Nexus 7 manufacturing costs

July 12, 2012 | Comments

iSuppli have reported on their teardown of the Nexus 7 - $152 BOM, if you hadn't seen it already.

Interesting to see how the Kindle Fire BOM has dropped from $191 to $139.80, in the 10 months since it launched. I'm not from a hardware background, but do manufacturers generally launch with the intention of making low margin on early adopters and compensating for that with mass market take-up once prices are lower? If so, given the buzz around decent low-cost tablets, one could consider this low initial margin to be advertising.

How long does a device like this continue to sell for - a year or more? If the Nexus 7 takes the same path, then even sales of the low-end version should be generating a reasonable profit in 6 months time, or leave room to drop the price further if Apple come in low with a rumoured/FUDding (delete as appropriate) smaller iPad.

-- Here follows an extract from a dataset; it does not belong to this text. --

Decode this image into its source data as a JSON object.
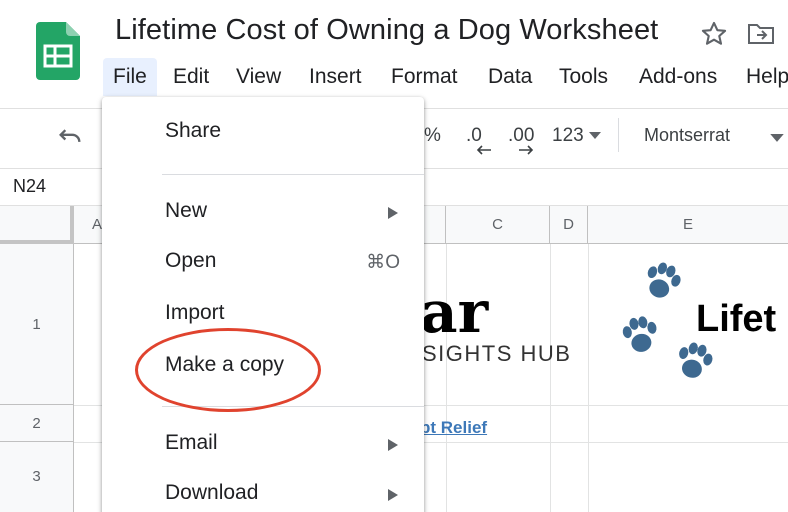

I also wonder what the "additional costs" iSuppli talk about would include - shipping, packaging (or would the latter be "box contents")?

Carnival of the Mobilists

July 09, 2012 | Comments

Helen's hosting the latest Carnival of the Mobilists. I was please to note that it obviously costs more than $50 of Amazon vouchers to buy a good write-up from Terence Eden ;)

MSc Poster Presentations

July 06, 2012 | Comments

If anyone's interested and around Sussex University campus next Friday, I'll be taking part on the Postgraduate Poster Presentations in two capacities: I'm still technically on the Informatics Industry Liaison Board, and I'll be participating as a student this year. Hopefully this will involve a double helping of sandwiches.

Nexus 7 first impressions

June 29, 2012 | Comments

First impressions of the Nexus 7 tablet (I took mine out today to see if it could substitute for iPad, in a full day of conference attending and note taking):

  • Battery life is great. 34% left after the day.
  • Form factor is great. Fits in a coat pocket, no need to carry a bag. Makes a surprising difference.
  • All my usual apps (Evernote, Kindle, etc) work beautifully. Android's definitely catching up/caught up here.
  • No 3G, boo. Means I will either have to tether, get used to caching stuff for offline use (Instapaper etc), or carry iPad around when I'm back in the UK: I use connectivity a lot, normally.
  • The keyboard in landscape is a bit annoying: the space bar gets very very close to the "home" button, meaning I've often been inadvertently leaving an app whilst typing. Really annoying, I'm hoping I get used to it enough to avoid doing this.

Google and Nexus

June 28, 2012 | Comments

I'm at Google IO this week. Lots of announcements today; some very interesting ones around software (Google Now in particular looks amazing and terrifying, I may write about that later). Some good stuff on hardware too, which got me thinking...

The Nexus range of handsets were a demonstration to the industry of what Google thought a phone ought to be. With such a low price point, the Nexus 7 tablet feels like a different beast: if it sells in any sort of numbers (and such a low price point must signal such an intention), it'll compete very effectively with tablet efforts from other manufacturers. It feels to me like Google has watched them fail to come up with any effective competition to the iPad and seen a threat from Amazon in the form of the Kindle Fire: repurposing Android and cutting out ad revenue. Google has, perhaps reluctantly, decided it'll have to deliver the goods itself - even if doing so makes it harder for Android licensees in the process. Better this than be locked out of tablets by Amazon at the low end and Apple at the high.

The Nexus brand is being extended in a new direction: last years Project Tungsten is now Nexus Q, a high priced home entertainment device. The Nexus Q was referred to fleetingly as hackable, but I got the sense this was more to please a crowd to whom it might otherwise mean little, and to contrast it with the closed devices of Apple, than to stimulate an ecosystem of add-ons... for the moment.

For me, the keynote felt like a drawing together of strings (tablet, home entertainment, and smartphone all tightly integrated) with a view to building a strong content business: that $25 Play Store voucher shipping with the Nexus 7 is designed to get a few Wallet accounts set up; Nexus Q is an incentive to move music to the Google ecosystem; and the Nexus 7 was presented as a content consumption device for magazines, film and TV. Is the aim to take the worlds best-distributed mobile platform and turn it into an engine for generating content revenues?